To the Editor,


In a single-center randomized controlled trial with a double-blind design and a total of 180 full-term puerperae undergoing cesarean section, Xue et al. [1] assessed postoperative analgesic efficacy of ultrasound-guided transversus abdominis plane block (UGTAPB) combined with patient-controlled intravenous analgesia (PCIA) by comparing to PCIA alone. They showed that PCIA or PCIA combined with UGTAPB could provide safe and effective analgesia, but PCIA combined with UGTAPB was better in analgesic effect with a lower incidence of side effects and reduced opioid consumption.
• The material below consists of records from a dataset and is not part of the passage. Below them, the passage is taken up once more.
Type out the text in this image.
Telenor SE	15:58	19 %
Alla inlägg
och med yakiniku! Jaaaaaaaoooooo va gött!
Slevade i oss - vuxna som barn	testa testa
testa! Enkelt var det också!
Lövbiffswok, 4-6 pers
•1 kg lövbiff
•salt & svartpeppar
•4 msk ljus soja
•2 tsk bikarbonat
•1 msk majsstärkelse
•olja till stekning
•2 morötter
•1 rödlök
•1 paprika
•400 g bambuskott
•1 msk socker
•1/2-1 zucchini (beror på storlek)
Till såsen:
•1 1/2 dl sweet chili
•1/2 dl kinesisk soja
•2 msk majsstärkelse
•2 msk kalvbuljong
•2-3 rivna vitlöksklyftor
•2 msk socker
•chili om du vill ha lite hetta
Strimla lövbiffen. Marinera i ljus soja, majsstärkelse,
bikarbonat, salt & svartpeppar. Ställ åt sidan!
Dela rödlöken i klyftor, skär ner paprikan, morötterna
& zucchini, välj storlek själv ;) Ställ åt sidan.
As a multimodal analgesia protocol including local blocks is an important component of enhanced recovery after cesarean delivery (ERAC) and ERAC has been significantly associated with decreased length of stay, times to first mobilization and urinary catheter removal, risk of postoperative complications, and opioid consumption [2], this study has potentially clinical implications. However, there are several issues in this study that need further clarification. We wish to get the authors’ reply.

First, in the method and results, the authors clearly described that a total of 180 full-term puerperae were enrolled into the study and the included puerperae were randomly divided into three groups with 60 cases in each group. However, in the CONSORT flow diagram of patient enrollment, we noted that only 120 full-term puerperae were enrolled and each group included 40 cases. Obviously, this is a mistake that needs correction.

Second, this study design included several primary outcomes, such as visual analogue scale (VAS) scores at static and dynamic states during 48 h postoperatively, time for first PCIA pump compression, and total number of compressions in 48 h postoperatively. According to the basic principle of designing a randomized controlled trial, however, only a primary outcome is allowed and sample size calculation should be performed on solely the primary outcome [3]. Furthermore, the authors calculated the sample size based on their pilot study including 15 patients in each group, in which VAS scores at 12 h postoperatively were 2.75 ± 0.35, 2.73 ± 0.31, and 2.80 ± 0.36 in groups A, B, and C, respectively. However, it was unclear whether these values were static or dynamic pain scores. This was a randomized controlled trial with three arms to explore the optimal analgesic scheme after cesarean section, but the authors did not clearly state which between-group difference of mean VAS scores at 12 h postoperatively was used for sample calculation. Most importantly, the net differences in mean VAS scores at 12 h postoperatively among groups and their standard deviations were very small. We were very interested in knowing what the expected minimal clinically important difference of primary outcome for sample calculation in this study was. In available literature, the recommended minimal clinically important difference for acute postoperative pain control is 1.5 when pain was assessed by a 0–10 VAS [4].

Third, in the key summary points and introduction section, the authors described that this study was designed on the basis of the concepts of ERAC and multimodal analgesia. However, a single-mode postoperative analgesia strategy, i.e., PCIA with sufentanil, was used in the control patients (group A). In fact, the current ERAC protocols recommend the multimodal strategies of postoperative analgesia, in which a package of basic analgesics, such as paracetamol, NSAIDs or cyclooxygenase-2-specific inhibitors, and dexamethasone, is included [2]. Thus, we believe that different results about postoperative analgesic efficacy of UGTAPB would have been obtained if a package of basic analgesics had been included in the postoperative analgesia strategy of control patients in this study. Recently, there has been a call for special attention to this issue of randomized clinical trials assessing postoperative analgesic efficacy of local blocks [5].

Finally, this study showed that PCIA combined with UGTAPB improved postoperative analgesic efficacy and patient satisfaction, and decreased incidence of side effects and opioid consumption. However, this study did not evaluate other important outcome variables of the ERAC, such as the length of hospital stay, time to mobilization, time to urinary catheter removal, the occurrence of postoperative complications, readmission rates, and cost savings [6, 7]. Because of this design limitation, an important issue that this study cannot answer is whether improved postoperative pain control and decreased incidence of side effects by PCIA combined with UGTAPB can be translated into the early postoperative benefits of patients undergoing cesarean delivery.